Una delle cose che mi colpisce di più durante i miei
è vedere come molte persone si siano costruite l’idea della gestione dei collaboratori come di un’area di lavoro che ha regole tutte sue e che devono essere assunte e applicate.
In un certo senso come di una cosa estranea, esterna, come fosse una borsa.
E quindi un’idea di capo (o di people manager, come fa più fino dire oggi) come di una Persona chiamata ad applicare queste regole alla stregua di uno spartito musicale scritto da altri.
Complice la formazione manageriale che in questi decenni ha portato in aula svariati modelli, la gran parte centrati su se stessi e fondati su dogmi, e che ha proposto ai partecipanti sostanzialmente con una sola formula: “non fare come fai tu, fa’ come ti dico io!”.
Il bravo capo è quello che fa queste cose.
Il bravo partecipante è quello che le impara velocemente.
Il bravo formatore è quello che gliele spiega bene, in fretta e divertendolo. Se poi lo fa senza dare l’impressione di farlo, meglio ancora: promosso a facilitatore!
Osservo, durante questi incontri individuali, come le persone si accorgano di essere state raggirate per anni.
Mi riempiono di gioia quando scoprono che quelle cose “da non fare” invece parlano di loro, li riguardano, che questi comportamenti vanno capiti, compresi, accettati, significati diremmo, e solo dopo, magari, modificati o anche cambiati.
Quando intuiscono che se fanno alcune cose in un certo modo è perché c’è una buona ragione che li riguarda.
Quando realizzano che se qualcuno mi dice di non fare una cosa come la faccio io, mi sta chiedendo di essere un’altra persona, non mi sta dicendo solo che sto facendo una cosa sbagliata, mi sta dicendo che SONO sbagliato!
Quando sentono che il disagio di dover applicare regole stabilite da altri senza comprendere se sono compatibili con sé, non è segno della loro imperfezione ma di un modo assurdo di pensare alle Persone.
Quando accadono queste cose, le sento respirare come se fossero state in apnea per anni.
E mi dicono “ah! come mi sento più libero e leggero!”.
E sono sempre ammirato da queste persone quando vedo con quanta velocità sviluppano committenza e si fanno carico dell’inefficacia dei loro comportamenti quando hanno avuto prima l’opportunità di accoglierli e comprenderli,
quando prima hanno avuto l’opportunità di accoglierSI e comprenderSI…
Com’è chiaro e lampante che accettare non vuol dire approvare, comprendere non significa condividere.
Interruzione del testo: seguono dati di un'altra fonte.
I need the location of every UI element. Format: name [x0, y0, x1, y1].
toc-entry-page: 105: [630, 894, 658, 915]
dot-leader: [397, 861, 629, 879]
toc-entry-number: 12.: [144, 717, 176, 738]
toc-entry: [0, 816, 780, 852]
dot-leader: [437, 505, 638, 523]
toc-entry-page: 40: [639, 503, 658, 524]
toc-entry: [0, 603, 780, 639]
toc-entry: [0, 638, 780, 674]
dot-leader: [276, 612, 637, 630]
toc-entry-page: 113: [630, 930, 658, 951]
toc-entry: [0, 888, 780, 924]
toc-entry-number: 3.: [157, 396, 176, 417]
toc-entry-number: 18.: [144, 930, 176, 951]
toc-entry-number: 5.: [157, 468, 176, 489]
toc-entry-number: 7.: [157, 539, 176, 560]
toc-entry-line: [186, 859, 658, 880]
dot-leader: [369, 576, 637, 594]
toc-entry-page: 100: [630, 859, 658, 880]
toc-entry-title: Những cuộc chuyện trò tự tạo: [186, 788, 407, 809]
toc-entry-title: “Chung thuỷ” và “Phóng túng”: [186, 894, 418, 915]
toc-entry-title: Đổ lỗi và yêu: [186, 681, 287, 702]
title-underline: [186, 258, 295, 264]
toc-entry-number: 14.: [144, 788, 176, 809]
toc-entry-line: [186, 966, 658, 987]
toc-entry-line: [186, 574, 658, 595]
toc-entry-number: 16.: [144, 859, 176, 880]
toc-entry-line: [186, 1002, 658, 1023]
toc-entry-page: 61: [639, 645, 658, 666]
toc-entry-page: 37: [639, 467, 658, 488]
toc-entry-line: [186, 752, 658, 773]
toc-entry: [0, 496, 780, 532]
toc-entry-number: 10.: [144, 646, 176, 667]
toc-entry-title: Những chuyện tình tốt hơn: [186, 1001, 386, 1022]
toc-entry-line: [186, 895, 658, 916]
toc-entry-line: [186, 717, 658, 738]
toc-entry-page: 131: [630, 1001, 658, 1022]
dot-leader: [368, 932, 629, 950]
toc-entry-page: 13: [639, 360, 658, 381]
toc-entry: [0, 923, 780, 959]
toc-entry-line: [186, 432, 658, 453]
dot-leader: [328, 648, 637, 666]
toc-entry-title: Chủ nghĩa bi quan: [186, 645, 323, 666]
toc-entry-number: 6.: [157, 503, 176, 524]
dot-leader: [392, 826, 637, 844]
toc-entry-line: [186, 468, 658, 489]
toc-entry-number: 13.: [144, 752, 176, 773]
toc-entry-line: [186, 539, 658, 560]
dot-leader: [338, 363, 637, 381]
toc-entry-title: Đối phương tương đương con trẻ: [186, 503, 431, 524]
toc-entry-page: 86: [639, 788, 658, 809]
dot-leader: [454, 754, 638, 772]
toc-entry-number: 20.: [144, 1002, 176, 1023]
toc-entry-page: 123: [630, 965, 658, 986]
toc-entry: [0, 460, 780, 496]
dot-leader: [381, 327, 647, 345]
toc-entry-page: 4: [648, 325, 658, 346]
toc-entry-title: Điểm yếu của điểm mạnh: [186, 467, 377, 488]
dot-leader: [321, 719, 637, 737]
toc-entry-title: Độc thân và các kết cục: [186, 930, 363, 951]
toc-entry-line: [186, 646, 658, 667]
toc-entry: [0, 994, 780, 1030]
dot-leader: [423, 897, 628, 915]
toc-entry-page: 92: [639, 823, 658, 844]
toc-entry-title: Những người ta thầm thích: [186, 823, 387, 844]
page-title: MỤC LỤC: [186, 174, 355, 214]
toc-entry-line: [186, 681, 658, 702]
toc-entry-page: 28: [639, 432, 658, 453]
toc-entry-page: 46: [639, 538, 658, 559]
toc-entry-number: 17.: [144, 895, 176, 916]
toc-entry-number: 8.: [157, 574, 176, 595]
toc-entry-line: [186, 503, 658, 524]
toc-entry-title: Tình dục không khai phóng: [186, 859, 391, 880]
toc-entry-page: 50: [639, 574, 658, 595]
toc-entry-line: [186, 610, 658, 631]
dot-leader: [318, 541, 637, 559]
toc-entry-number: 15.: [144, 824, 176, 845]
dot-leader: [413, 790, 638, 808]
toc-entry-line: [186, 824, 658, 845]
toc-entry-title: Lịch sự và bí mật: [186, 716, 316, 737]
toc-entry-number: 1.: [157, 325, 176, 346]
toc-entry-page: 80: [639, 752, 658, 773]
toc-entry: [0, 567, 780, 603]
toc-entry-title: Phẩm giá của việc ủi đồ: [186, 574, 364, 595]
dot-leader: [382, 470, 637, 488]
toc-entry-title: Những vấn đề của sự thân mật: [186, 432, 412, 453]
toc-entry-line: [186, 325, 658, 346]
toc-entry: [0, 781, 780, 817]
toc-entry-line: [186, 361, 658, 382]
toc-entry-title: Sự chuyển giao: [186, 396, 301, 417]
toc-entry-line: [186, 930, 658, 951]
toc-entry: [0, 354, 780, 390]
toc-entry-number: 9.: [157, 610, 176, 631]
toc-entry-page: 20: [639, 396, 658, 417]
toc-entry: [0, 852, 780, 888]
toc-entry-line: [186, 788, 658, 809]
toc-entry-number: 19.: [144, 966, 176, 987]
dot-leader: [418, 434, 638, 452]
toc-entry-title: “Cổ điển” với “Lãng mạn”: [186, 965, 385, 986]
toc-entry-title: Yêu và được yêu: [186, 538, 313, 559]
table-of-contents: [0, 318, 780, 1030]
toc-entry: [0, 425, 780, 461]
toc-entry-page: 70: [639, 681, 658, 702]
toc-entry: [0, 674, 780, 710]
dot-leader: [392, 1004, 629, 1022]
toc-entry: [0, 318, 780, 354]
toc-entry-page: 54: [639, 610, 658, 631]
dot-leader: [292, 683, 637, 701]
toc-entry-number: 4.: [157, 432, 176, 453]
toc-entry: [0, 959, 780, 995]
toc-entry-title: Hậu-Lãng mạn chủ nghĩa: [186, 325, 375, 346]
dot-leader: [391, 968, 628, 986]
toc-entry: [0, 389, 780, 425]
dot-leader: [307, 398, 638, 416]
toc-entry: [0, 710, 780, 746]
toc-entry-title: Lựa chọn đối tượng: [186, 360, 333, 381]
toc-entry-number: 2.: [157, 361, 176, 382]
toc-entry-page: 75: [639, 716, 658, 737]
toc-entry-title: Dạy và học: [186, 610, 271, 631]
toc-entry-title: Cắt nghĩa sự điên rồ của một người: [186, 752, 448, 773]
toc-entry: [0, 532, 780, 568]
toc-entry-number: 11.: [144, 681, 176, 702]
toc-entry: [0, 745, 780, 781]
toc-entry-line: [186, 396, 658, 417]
Che non c’è bisogno che arrivi qualcuno a spiegare la teoria e a dirgli che alcuni loro comportamenti non sono efficaci.
Lo sanno già, e sono disposti a sopportare il peso del cambiamento.
Ciò che è insopportabile è il giudizio.
Ciò che il consulente-gigione di turno chiama “paradiso” (la sua teoria) prevede che la mia condizione si chiami “inferno”.
E io che ci vivo da anni devo proprio essere un cretino.
Invece ciò che sono, che ho fatto e che faccio, e ciò che imparerò ad essere, si chiama “la mia Vita”.
E il cretino sei tu, nonostante le royalties per i tuoi libri “famosi”.